Negozi alla moda, gallerie, ristoranti, palazzi lussuosi e l’immancabile orda di turisti che camminano indaffarati tra compere, selfie e voraci degustazioni dei tipici dolci di tradizione ottomana.
Di ben altra pasta sono fatte le zone marginali. Decadente, ma molto popolare (basta guardare i negozi che la animano) è la zona subito a ridosso dell’imbarco dei traghetti di Karakoy, sotto il ponte di Galata, sponda nord del corno d’oro.
La funicolare che porta fino alla torre di Galata è il mezzo prediletto di chi insegue posti ricordo, ma la città vive anche negli spazi intermedi.
Che poi basta poco per ritrovarsi in Bankalar caddesi e scoprire che il progresso, non il nostro, ma quello del 1800, ha permesso alle banche di trovare qui la loro sede. Palazzi imponenti si sostituiscono a d un ‘edilizia popolare nel breve evolvere di un angolo svoltato.

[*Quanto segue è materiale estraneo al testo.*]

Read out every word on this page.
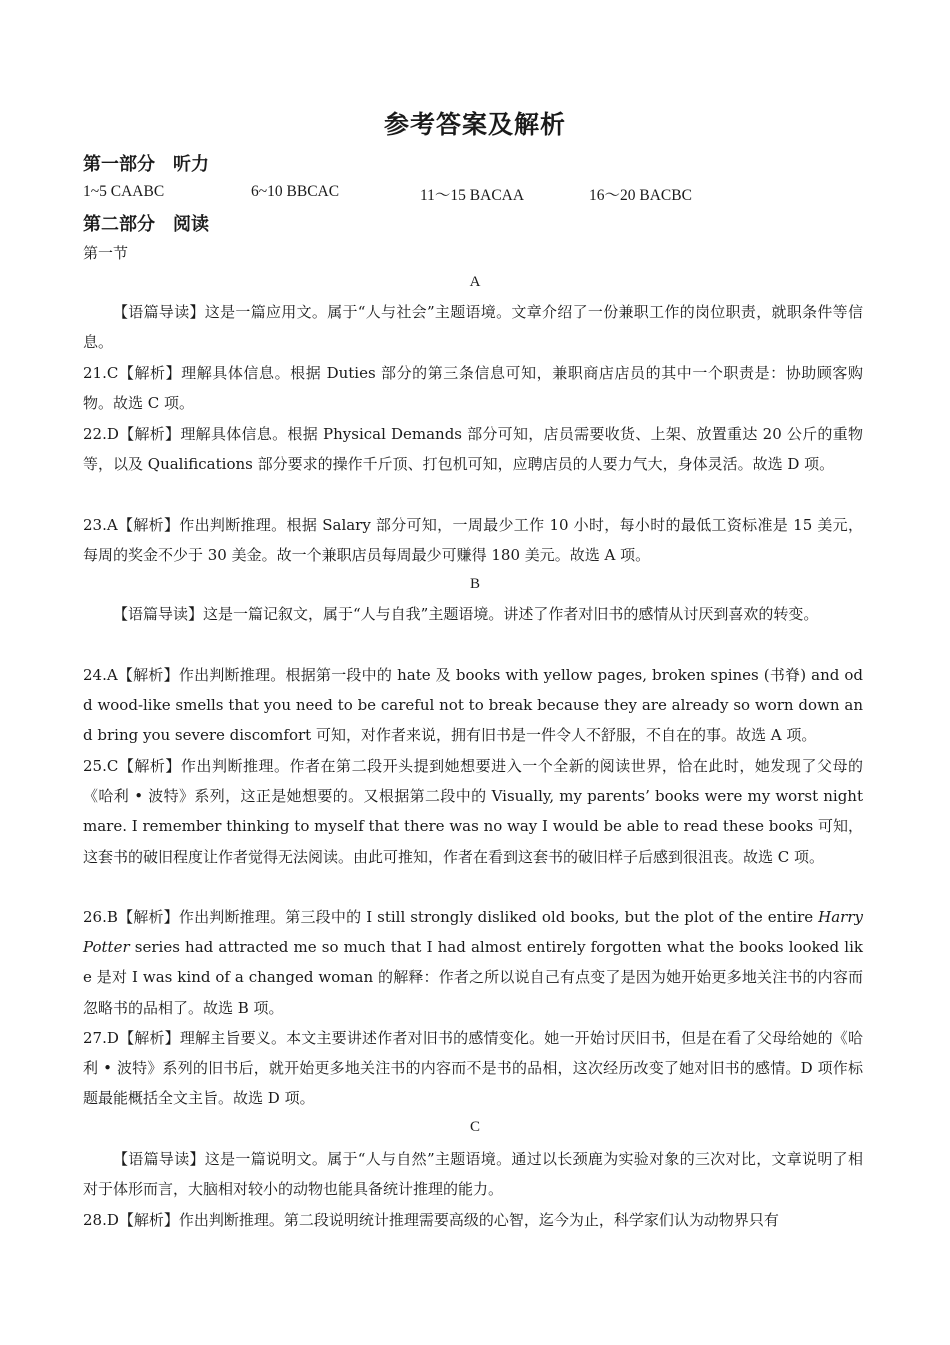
参考答案及解析
第一部分　听力
1~5 CAABC	6~10 BBCAC	11～15 BACAA	16～20 BACBC
第二部分　阅读
第一节
A
【语篇导读】这是一篇应用文。属于“人与社会”主题语境。文章介绍了一份兼职工作的岗位职责，就职条件等信息。
21.C【解析】理解具体信息。根据 Duties 部分的第三条信息可知，兼职商店店员的其中一个职责是：协助顾客购物。故选 C 项。
22.D【解析】理解具体信息。根据 Physical Demands 部分可知，店员需要收货、上架、放置重达 20 公斤的重物等，以及 Qualifications 部分要求的操作千斤顶、打包机可知，应聘店员的人要力气大，身体灵活。故选 D 项。
23.A【解析】作出判断推理。根据 Salary 部分可知，一周最少工作 10 小时，每小时的最低工资标准是 15 美元，每周的奖金不少于 30 美金。故一个兼职店员每周最少可赚得 180 美元。故选 A 项。
B
【语篇导读】这是一篇记叙文，属于“人与自我”主题语境。讲述了作者对旧书的感情从讨厌到喜欢的转变。
24.A【解析】作出判断推理。根据第一段中的 hate 及 books with yellow pages, broken spines (书脊) and odd wood-like smells that you need to be careful not to break because they are already so worn down and bring you severe discomfort 可知，对作者来说，拥有旧书是一件令人不舒服，不自在的事。故选 A 项。
25.C【解析】作出判断推理。作者在第二段开头提到她想要进入一个全新的阅读世界，恰在此时，她发现了父母的《哈利 • 波特》系列，这正是她想要的。又根据第二段中的 Visually, my parents’ books were my worst nightmare. I remember thinking to myself that there was no way I would be able to read these books 可知，这套书的破旧程度让作者觉得无法阅读。由此可推知，作者在看到这套书的破旧样子后感到很沮丧。故选 C 项。
26.B【解析】作出判断推理。第三段中的 I still strongly disliked old books, but the plot of the entire Harry Potter series had attracted me so much that I had almost entirely forgotten what the books looked like 是对 I was kind of a changed woman 的解释：作者之所以说自己有点变了是因为她开始更多地关注书的内容而忽略书的品相了。故选 B 项。
27.D【解析】理解主旨要义。本文主要讲述作者对旧书的感情变化。她一开始讨厌旧书，但是在看了父母给她的《哈利 • 波特》系列的旧书后，就开始更多地关注书的内容而不是书的品相，这次经历改变了她对旧书的感情。D 项作标题最能概括全文主旨。故选 D 项。
C
【语篇导读】这是一篇说明文。属于“人与自然”主题语境。通过以长颈鹿为实验对象的三次对比，文章说明了相对于体形而言，大脑相对较小的动物也能具备统计推理的能力。
28.D【解析】作出判断推理。第二段说明统计推理需要高级的心智，迄今为止，科学家们认为动物界只有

Stessa zona altro quartiere: Cukurcuma; subito a sud di piazza Taksim. Quello che più colpisce, oltre all’intimità di alcune vie, è la presenza di numerosi negozi di musica: dischi o strumenti. Inoltre non è facile scovare piccoli e bui locali che danno l’impressione di rivolgersi più a giovani che alla popolazione di Istanbul.









Uskudar


di là dall’Europa c’è ancora Istanbul. Uskudar è il quartiere asiatico della città, dove per andare in un continente nuovo bastano pochi spicci e poco tempo.
Sarà che è mattina presto, ma il traghetto è pieno di turchi che si spostano per motivi probabilmente molto diversi da ciò che mi spinge a raggiungere l’altra sponda: due passi su un altro continente, vedere il cimitero islamico più grande del mondo, entrare nell’unica moschea esistente al mondo progettata da una donna e scovare qualche differenza tra due continenti distanti appena 15 minuti di traghetto.
Il risultato?

Il cimitero è immenso, sconfinato, tranquillo… una quiete emozionante.

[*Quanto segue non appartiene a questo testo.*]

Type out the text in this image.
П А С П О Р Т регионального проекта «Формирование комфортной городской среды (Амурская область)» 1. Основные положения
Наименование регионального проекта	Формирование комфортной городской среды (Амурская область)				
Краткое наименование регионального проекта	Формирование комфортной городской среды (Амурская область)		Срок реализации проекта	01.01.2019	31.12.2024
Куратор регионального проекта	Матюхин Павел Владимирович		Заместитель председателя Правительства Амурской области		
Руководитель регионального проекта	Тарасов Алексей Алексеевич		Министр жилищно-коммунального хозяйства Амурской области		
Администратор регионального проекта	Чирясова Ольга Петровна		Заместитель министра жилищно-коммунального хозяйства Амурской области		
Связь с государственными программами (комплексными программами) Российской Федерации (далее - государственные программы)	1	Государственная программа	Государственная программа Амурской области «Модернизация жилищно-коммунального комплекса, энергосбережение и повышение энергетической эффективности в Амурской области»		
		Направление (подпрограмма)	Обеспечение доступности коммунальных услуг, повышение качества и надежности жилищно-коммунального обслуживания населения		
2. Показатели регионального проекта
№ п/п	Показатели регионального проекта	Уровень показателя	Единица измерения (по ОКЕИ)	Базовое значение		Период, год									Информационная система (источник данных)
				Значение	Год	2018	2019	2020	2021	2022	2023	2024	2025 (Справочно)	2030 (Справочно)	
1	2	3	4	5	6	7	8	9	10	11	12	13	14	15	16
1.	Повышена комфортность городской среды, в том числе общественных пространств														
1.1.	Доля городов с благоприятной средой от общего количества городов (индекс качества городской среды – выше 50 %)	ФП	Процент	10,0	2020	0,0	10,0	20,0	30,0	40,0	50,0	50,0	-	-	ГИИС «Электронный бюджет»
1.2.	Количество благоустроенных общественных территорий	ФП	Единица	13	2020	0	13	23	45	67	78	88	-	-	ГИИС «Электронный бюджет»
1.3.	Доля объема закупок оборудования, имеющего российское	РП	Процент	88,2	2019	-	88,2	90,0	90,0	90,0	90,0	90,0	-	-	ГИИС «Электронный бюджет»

La moschea Sakirin va vista assolutamente. Non so se sia il tocco di una donna ad aver scardinato un punto fisso della religione, il concetto turco di un islam moderno o semplicemente le scelte che un architetto ha fatto per rappresentare, nel nuovo secolo, l’islam sulla terra.
Forme arrotondate, colori tenui, giochi di luce e immagini riflesse. Un luogo di culto simile ma distante da tutti gli altri che ho visitato. La fontana che riflette il cielo disegna in terra l’ispirazione di tutte le religioni.
Ed infine le differenze che avrei voluto scovare, ma che sapevo in anticipo che non avrei trovato.




Questa è Istanbul, un incrocio di razze che, bruciando in più occasioni, è sempre rinata dalle sue ceneri, più forte e viva che mai.